Now, I have two questions. First, has there been anyone else in any paper or text that has formalized syllogistic logic the way I have done in this post? Second, has there been, in some paper or text, a sound and complete set of axioms and inference rules for syllogistic logic, along with the proof that it is indeed sound and complete? I would like some references for both questions.
 A: The classical syllogistic logic (along with many many variants) have indeed been studied from the point of view of mathematical logic. In addition to the references to Corcoran and Smiley given by Mauro in the comments, a completness theorem was proven earlier by Łukasiewicz and presented in his short book Aristotle's Syllogistic from the Standpoint of Modern Formal Logic.
The program of proving completeness theorems for variants of syllogistic logic lives on in the field of "natural logic" (which studies logical reasoning in systems based on natural language).
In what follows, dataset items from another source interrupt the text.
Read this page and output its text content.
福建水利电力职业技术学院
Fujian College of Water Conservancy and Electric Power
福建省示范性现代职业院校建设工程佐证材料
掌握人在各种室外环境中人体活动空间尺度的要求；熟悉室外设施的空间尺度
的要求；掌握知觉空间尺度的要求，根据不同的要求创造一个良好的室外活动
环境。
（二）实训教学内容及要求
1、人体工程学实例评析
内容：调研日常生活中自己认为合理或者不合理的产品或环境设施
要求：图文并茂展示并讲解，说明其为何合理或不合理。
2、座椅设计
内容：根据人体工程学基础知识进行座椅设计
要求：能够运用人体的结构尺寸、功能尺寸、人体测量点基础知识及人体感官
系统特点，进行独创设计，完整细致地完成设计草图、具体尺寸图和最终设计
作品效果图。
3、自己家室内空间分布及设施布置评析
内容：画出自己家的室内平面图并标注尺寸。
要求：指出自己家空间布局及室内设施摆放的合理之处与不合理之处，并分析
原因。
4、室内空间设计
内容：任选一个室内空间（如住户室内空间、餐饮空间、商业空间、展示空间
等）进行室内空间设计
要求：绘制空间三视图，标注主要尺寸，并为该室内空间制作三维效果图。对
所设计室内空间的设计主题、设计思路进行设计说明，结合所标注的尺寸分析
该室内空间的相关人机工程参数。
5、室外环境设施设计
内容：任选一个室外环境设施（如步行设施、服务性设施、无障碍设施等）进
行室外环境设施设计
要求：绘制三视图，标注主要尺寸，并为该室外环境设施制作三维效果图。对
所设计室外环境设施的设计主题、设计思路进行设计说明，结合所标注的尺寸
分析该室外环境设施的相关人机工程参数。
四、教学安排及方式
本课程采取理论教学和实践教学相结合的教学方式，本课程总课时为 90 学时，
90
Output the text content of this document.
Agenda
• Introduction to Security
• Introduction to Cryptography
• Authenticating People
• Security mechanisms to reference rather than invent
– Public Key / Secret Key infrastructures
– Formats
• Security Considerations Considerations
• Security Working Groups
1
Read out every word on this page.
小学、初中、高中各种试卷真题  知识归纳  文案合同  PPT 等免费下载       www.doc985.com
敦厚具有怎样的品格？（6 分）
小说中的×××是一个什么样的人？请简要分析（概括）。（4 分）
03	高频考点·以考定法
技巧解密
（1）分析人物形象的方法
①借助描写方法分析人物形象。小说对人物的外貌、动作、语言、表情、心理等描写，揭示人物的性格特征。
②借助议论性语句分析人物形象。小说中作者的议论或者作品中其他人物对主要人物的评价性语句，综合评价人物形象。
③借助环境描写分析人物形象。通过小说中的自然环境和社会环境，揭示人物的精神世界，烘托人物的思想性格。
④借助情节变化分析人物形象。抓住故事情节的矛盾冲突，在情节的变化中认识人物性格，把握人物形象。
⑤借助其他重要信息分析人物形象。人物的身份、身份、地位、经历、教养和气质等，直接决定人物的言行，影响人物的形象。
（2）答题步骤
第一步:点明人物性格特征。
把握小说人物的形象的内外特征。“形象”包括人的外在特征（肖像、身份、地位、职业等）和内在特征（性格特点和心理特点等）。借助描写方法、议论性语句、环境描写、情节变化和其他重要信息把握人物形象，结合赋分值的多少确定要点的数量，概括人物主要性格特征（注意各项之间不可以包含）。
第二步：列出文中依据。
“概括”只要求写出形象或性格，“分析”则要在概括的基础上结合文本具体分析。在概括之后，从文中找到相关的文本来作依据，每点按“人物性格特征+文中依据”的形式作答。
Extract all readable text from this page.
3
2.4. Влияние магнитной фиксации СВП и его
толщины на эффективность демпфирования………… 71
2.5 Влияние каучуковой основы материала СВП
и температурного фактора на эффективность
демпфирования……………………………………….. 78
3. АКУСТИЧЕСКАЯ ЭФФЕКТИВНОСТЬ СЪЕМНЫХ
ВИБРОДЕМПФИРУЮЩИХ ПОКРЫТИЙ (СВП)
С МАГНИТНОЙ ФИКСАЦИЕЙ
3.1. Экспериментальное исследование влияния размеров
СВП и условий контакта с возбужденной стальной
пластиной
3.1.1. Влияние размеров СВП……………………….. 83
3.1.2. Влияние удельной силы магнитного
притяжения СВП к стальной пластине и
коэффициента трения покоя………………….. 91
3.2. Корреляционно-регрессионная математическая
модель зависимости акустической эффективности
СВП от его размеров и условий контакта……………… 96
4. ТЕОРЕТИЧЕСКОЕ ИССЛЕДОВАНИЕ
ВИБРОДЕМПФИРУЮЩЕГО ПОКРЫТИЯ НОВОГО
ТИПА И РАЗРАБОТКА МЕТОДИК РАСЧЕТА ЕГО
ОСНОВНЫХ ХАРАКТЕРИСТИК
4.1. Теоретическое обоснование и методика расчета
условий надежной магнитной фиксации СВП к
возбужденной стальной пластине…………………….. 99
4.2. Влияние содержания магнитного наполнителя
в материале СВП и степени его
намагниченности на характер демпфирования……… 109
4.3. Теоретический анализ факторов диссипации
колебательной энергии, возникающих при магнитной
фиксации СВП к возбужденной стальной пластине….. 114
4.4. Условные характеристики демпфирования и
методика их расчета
One interesting phenomenon is that these "natural logics" are often decidable, and sometimes even computationally tractable, in sharp contrast to the more expressive but undecidable logics commonly used in mathematics.
Larry Moss and coauthors  have written a lot about this subject. A good survey is  Completeness theorems for syllogistic fragments (pdf). This paper contains proof systems and completeness theorem for several syllogistic logics, including the one with "all", "some" and "no" (in your notation, $A$, $E$, and $I$, but not $O$). The writing style is more modern (and more purely mathematical) than the earlier references listed above, so you may find it easier to read.
I've written to Larry to ask if he has a preferred reference for the completeness theorem for the exact logic you asked about, and I'll update this answer when he gets back to me.